There was also a provision in the contract that SM would receive a discount (similar to that which, would be reflected in a separate financing transaction between EYE SPY and SM) from the contract price of $10 million if they paid within three days of when the contract was signed. EYE SPY determined a discount of $500,000 for this financing based on applying the typical credit rate for the equipment and integration services to be delivered at the end of year one and the monthly delivery of maintenance services in year two through six of the contract. SM wired $9.5 million to EYE SPY two days after the contract was signed. In the interest of full and expanded disclosure, EYE SPY has decided not to apply the practical expedient in ASC 606-10-32-18.

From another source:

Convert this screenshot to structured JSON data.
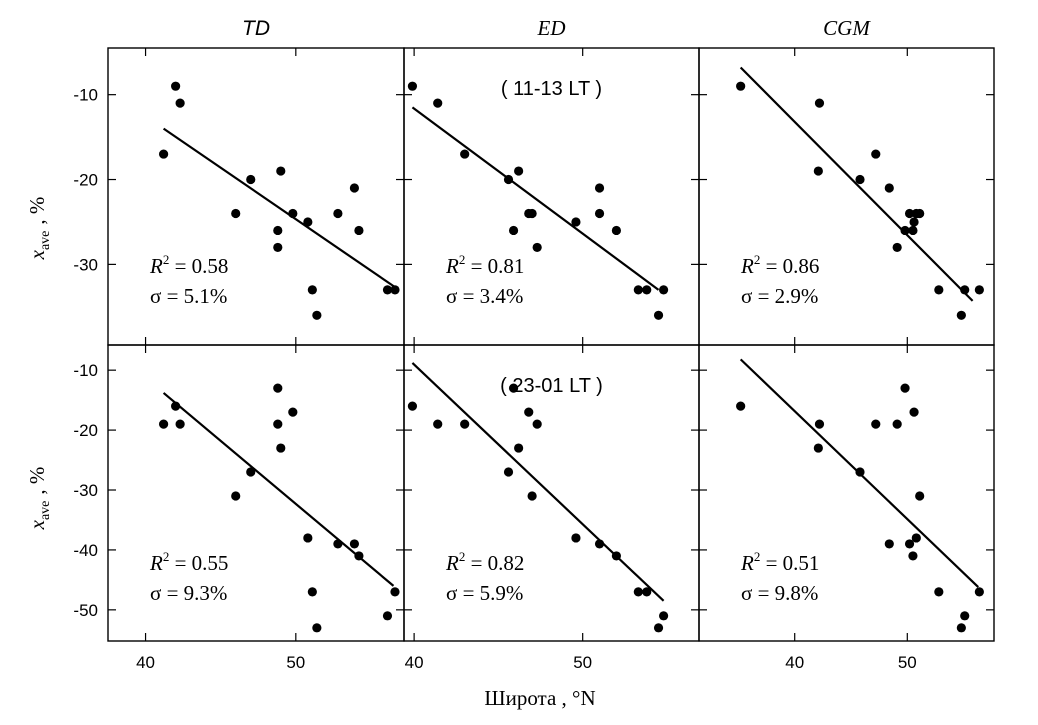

Due to deep security concerns and recent losses of proprietary information, SM also offered a bonus to EYE SPY if the integration was completed early and EYE SPY agreed to pay a penalty if the integration was completed late. EYE SPY has a large number of contracts with bonus characteristics similar to the contract with SM. The following is the schedule of the potential bonus or penalty. While no specific outcome is probable, EYE SPYs management assessment of the likelihood of completing the integration in the specified time frame is based on significant historical experience with similar integration jobs.

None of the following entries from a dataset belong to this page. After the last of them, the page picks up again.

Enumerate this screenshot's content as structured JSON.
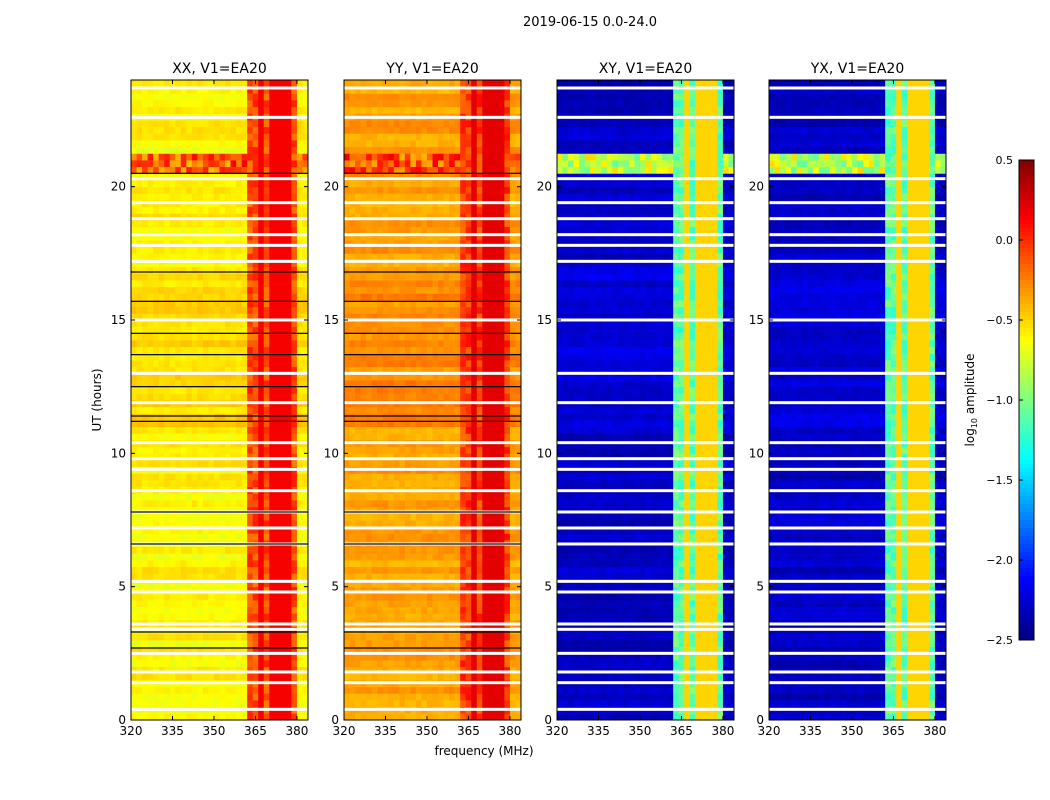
{
  "chart_data": {
    "type": "heatmap",
    "suptitle": "2019-06-15 0.0-24.0",
    "xlabel": "frequency (MHz)",
    "ylabel": "UT (hours)",
    "xlim": [
      320,
      384
    ],
    "ylim": [
      0,
      24
    ],
    "xticks": [
      "320",
      "335",
      "350",
      "365",
      "380"
    ],
    "xtick_values": [
      320,
      335,
      350,
      365,
      380
    ],
    "yticks": [
      "0",
      "5",
      "10",
      "15",
      "20"
    ],
    "ytick_values": [
      0,
      5,
      10,
      15,
      20
    ],
    "colorbar": {
      "label": "log10 amplitude",
      "label_main": "log",
      "label_sub": "10",
      "label_rest": " amplitude",
      "colormap": "jet",
      "range": [
        -2.5,
        0.5
      ],
      "ticks": [
        "0.5",
        "0.0",
        "−0.5",
        "−1.0",
        "−1.5",
        "−2.0",
        "−2.5"
      ],
      "tick_values": [
        0.5,
        0.0,
        -0.5,
        -1.0,
        -1.5,
        -2.0,
        -2.5
      ]
    },
    "panels": [
      {
        "title": "XX, V1=EA20",
        "base": -0.6,
        "rfi": -0.1,
        "rfi_peak": 0.15,
        "late": -0.45
      },
      {
        "title": "YY, V1=EA20",
        "base": -0.35,
        "rfi": -0.05,
        "rfi_peak": 0.2,
        "late": -0.25
      },
      {
        "title": "XY, V1=EA20",
        "base": -2.3,
        "rfi": -1.1,
        "rfi_peak": -0.5,
        "late": -2.2
      },
      {
        "title": "YX, V1=EA20",
        "base": -2.3,
        "rfi": -1.1,
        "rfi_peak": -0.5,
        "late": -2.2
      }
    ],
    "rfi_band_mhz": [
      362,
      379
    ],
    "rfi_lines_mhz": [
      367,
      372,
      376
    ],
    "flagged_hours": [
      0.4,
      1.4,
      1.8,
      2.5,
      3.4,
      3.6,
      4.8,
      5.2,
      6.6,
      7.2,
      7.8,
      8.6,
      9.4,
      9.8,
      10.4,
      11.9,
      13.0,
      15.0,
      17.2,
      17.8,
      18.2,
      18.8,
      19.4,
      20.3,
      22.6,
      23.7
    ],
    "black_lines_hours": [
      2.7,
      3.3,
      6.6,
      7.8,
      11.2,
      11.4,
      12.5,
      13.7,
      14.5,
      15.7,
      16.8,
      20.5
    ]
  }
}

Completed | Bonus | Penalty | Percentage |
10 months | $100,000 | 17% | |
11 months | 50,000 | 27% | |
12 months | 0 | $ 0 | 46% |
13 months | (50,000) | 7% | |
14 months | (100,000) | 3% | |
15 months plus | (500,000) | 0% | |
Total | 100% |
Requirements:
Review ASC 606-10-32-2 through 21.
Perform step three of the revenue recognition model and determine the transaction price. By reference to the applicable accounting literature, provide a detailed analysis to support your conclusion.
Record any required journal entries for the first two days of the contract beyond what was recorded in Part I. Prepare any required updated T accounts
Part III:
Part II should be completed before beginning Part III.
Background:
As stated in Part I, EYE SPY sells the video surveillance equipment and computer integration services together. It does not sell these separately. EYE SPY typically sells this type of video surveillance equipment and integration services with a forecasted cost of $8.136 million for $9.85 million. EYE SPY has just begun selling maintenance services and has forecasted the cost of these services at $164,000.
In the initial contract negotiations, EYE SPY told SM they would be asking for $300,000 related to the five-year maintenance contract. SM informed EYE SPY that several competitors were offering attractive pricing to obtain this maintenance work. In order get the maintenance work, the draft contract was revised to reflect that the maintenance services would be offered at a cost of $200,000.
Requirements:
Review ASC 606-10-32-28 through 41.
Perform step four of the revenue recognition model and allocate the transaction price to each separate performance obligation. By reference to the applicable accounting literature, provide a detailed analysis to support your conclusion.
Part IV:
Part III should be completed before beginning Part IV.
Background:
At the end of 11 months, the system is fully operational. The system has been tested and accepted by SM. The old surveillance equipment was decommissioned when the new system was installed. The old equipment was shipped to EYE SPY in month 11. The old surveillance equipment was sold the next month for $120,000. For the sake of simplicity, no financing component needs to be allocated to the maintenance contract.
Requirements:
Review ASC 606-25-27 through 30; ASC 606-10-32-14, 42 and 43; and also ASC 606-55-248-250.
Perform step five of the revenue recognition model and recognized revenue as performance obligations are satisfied. By reference to the applicable accounting literature, provide a detailed analysis to support your conclusion.
Record any required journal entries for revenue, deferred costs, etc., through the 11th and 12th months of the contract. Prepare any required, updated T accounts.
Note: While some journal entries may have been recorded monthly, for purposes of this case, show the cumulative journal entry recorded through the 11th and 12th months. Show all calculations.